WOMAN IN GOLD
*CUT TO THE CHASE*
NOTE: This spoiler was submitted by Emilio.
Maria Altmann (played by Tatiana Maslany as the younger Maria, and Helen Mirren as the older Maria) recalls the arrival of Nazi forces in Vienna, Austria. When the Nazis arrive, they subsequently wanted the suppression of Jewish ideology. They also suppressed the looting and pillage conducted by the Nazis against Jewish families. Wanting to escape before the country is completely shut off, Maria Altmann and members of her family, attempt to flee to the United States. While Maria is successful in her escape, her parents are unable to flee. Her family is eventually killed in the death camps.

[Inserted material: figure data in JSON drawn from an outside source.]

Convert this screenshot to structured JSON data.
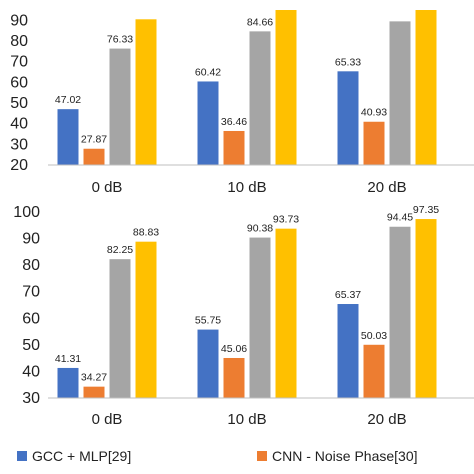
{
  "chart_data": [
    {
      "type": "bar",
      "categories": [
        "0 dB",
        "10 dB",
        "20 dB"
      ],
      "yticks": [
        "20",
        "30",
        "40",
        "50",
        "60",
        "70",
        "80",
        "90"
      ],
      "ylim": [
        20,
        95
      ],
      "series": [
        {
          "name": "GCC + MLP[29]",
          "values": [
            47.02,
            60.42,
            65.33
          ],
          "labels": [
            "47.02",
            "60.42",
            "65.33"
          ],
          "color": "#4472C4"
        },
        {
          "name": "CNN - Noise Phase[30]",
          "values": [
            27.87,
            36.46,
            40.93
          ],
          "labels": [
            "27.87",
            "36.46",
            "40.93"
          ],
          "color": "#ED7D31"
        },
        {
          "values": [
            76.33,
            84.66,
            89.5
          ],
          "labels": [
            "76.33",
            "84.66",
            ""
          ],
          "color": "#A5A5A5"
        },
        {
          "values": [
            90.5,
            95,
            95
          ],
          "labels": [
            "",
            "",
            ""
          ],
          "color": "#FFC000"
        }
      ]
    },
    {
      "type": "bar",
      "categories": [
        "0 dB",
        "10 dB",
        "20 dB"
      ],
      "yticks": [
        "30",
        "40",
        "50",
        "60",
        "70",
        "80",
        "90",
        "100"
      ],
      "ylim": [
        30,
        100
      ],
      "series": [
        {
          "name": "GCC + MLP[29]",
          "values": [
            41.31,
            55.75,
            65.37
          ],
          "labels": [
            "41.31",
            "55.75",
            "65.37"
          ],
          "color": "#4472C4"
        },
        {
          "name": "CNN - Noise Phase[30]",
          "values": [
            34.27,
            45.06,
            50.03
          ],
          "labels": [
            "34.27",
            "45.06",
            "50.03"
          ],
          "color": "#ED7D31"
        },
        {
          "values": [
            82.25,
            90.38,
            94.45
          ],
          "labels": [
            "82.25",
            "90.38",
            "94.45"
          ],
          "color": "#A5A5A5"
        },
        {
          "values": [
            88.83,
            93.73,
            97.35
          ],
          "labels": [
            "88.83",
            "93.73",
            "97.35"
          ],
          "color": "#FFC000"
        }
      ]
    }
  ],
  "legend": [
    {
      "label": "GCC + MLP[29]",
      "color": "#4472C4"
    },
    {
      "label": "CNN - Noise Phase[30]",
      "color": "#ED7D31"
    }
  ]
}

In the present, the now elderly Maria (Helen Mirren) attends the funeral for her sister. After the funeral is over, she discovers letters that were in her sister's possession. These letters are dated back to the later 1940s. The letters reveal an attempt to recover artwork owned by the Altmann family. The artwork was subsequently stolen by the Nazis shortly after Maria’s escape. Of particular note is a painting of Maria's aunt. This painting is now known in Austria as the "Woman in Gold". Maria enlists the help of Randol Schoenberg (Ryan Reynolds), a lawyer with little experience in art restitution. Maria has Randol make a claim in the art restitution board in Austria.
After arriving in the country, Maria discovers that the country's minister and the art director are unwilling to part with the painting. The minister and the art director both feel that the “Woman in Gold” has become part of the national identity. Both supply information that suggests that the “Woman in Gold” was in fact legitimately willed to the gallery by the Altmann family. Upon further investigation, this claim proves to be incorrect as the alleged “will” left everything to another family member. That family member, in turn, left the collection to the gallery only if there were no living relatives to take in the paintings. Based on this evidence, Randol files a challenge with the art restitution board. However, the challenge to the government's claim is denied in Austria. Having been defeated, both Maria and Randol return to the United States.
In the states, Randol continues his research into the “Woman in Gold” case. Randol happens to stumble upon a book with the painting of the "Woman in Gold" on the cover. At this point, Randol has an epiphany. Using a loop hole, and a limited number of similar cases in which an art restitution law was retroactively applied, Randol files a claim in United States court against the Austrian government. Randol is contesting their claim to the painting. Attempts by the Austrian government to deny the claim are ultimately unsuccessful. But, they soon appeal to the Supreme Court of the United States. In the matter of “The Republic of Austria v. Altmann”, the United States Supreme Court rules in Maria's favor. This results in the Austrian Government attempting to reach an unequal agreement with Maria to retain the painting for the gallery. She refuses to this agreement. Maria has a falling out with Randol over the issue of returning to Austria for a second time to argue the case. This leads to Maria firing Randol. However, Randol takes it upon himself to carry on the case of his own accord.
In Austria, the art restitution board hears the case. During this time, they are reminded of the Nazi Regimes war crimes, which Randol recalls. Randol pleads with the art restitution board to think of the meaning of the word “restitution”. He encourages them to see past the artwork hanging in art galleries. He tells them to see the injustice of the families, who once own such great paintings, but were forcibly separated from them by the Nazis.
All of a sudden, Maria arrives to speak before the board. She speaks to them, reminding them of the atrocities of the Nazi regime. She also says that while the gallery may see in the “Woman in Gold” as a national treasure, she sees the painting as a family portrait. After making their respective cases, the art restitution board ultimately sides with Maria, returning her painting.
In the final scene, Maria and Randol reconcile and she tells Randol that she elects to have the painting moved to the United States with her.
As a young woman, Maria Altmann (Tatiana Maslany) is forced to flee Austria, leaving behind as prized painting known as the “Woman in Gold”, as Nazi forces arrive.
However, she is the only one to escape and her family is subsequently killed in the death camps. As an older woman, Maria (Helen Mirren) partners up with a young lawyer, Randol (Ryan Reynolds) to get back the painting from Austria. The minister of Austria and the art director are unwilling to give the painting back as they feel that the painting has become part of their country’s identity. After the United States Supreme Court rules in favor of Maria, the Austrian government attempts to reach an agreement with Maria to retain the painting in their gallery, but Maria refuses.
After a falling out with Randol, Maria fires him. Randol goes back to Austria to argue the case in front of the art restitution board. Maria shows up and also argues the case. The board ultimately sides with Maria. In the final scene, Maria thanks Randol and tells him of her plans to have the “Woman in Gold” moved back to the United States with her.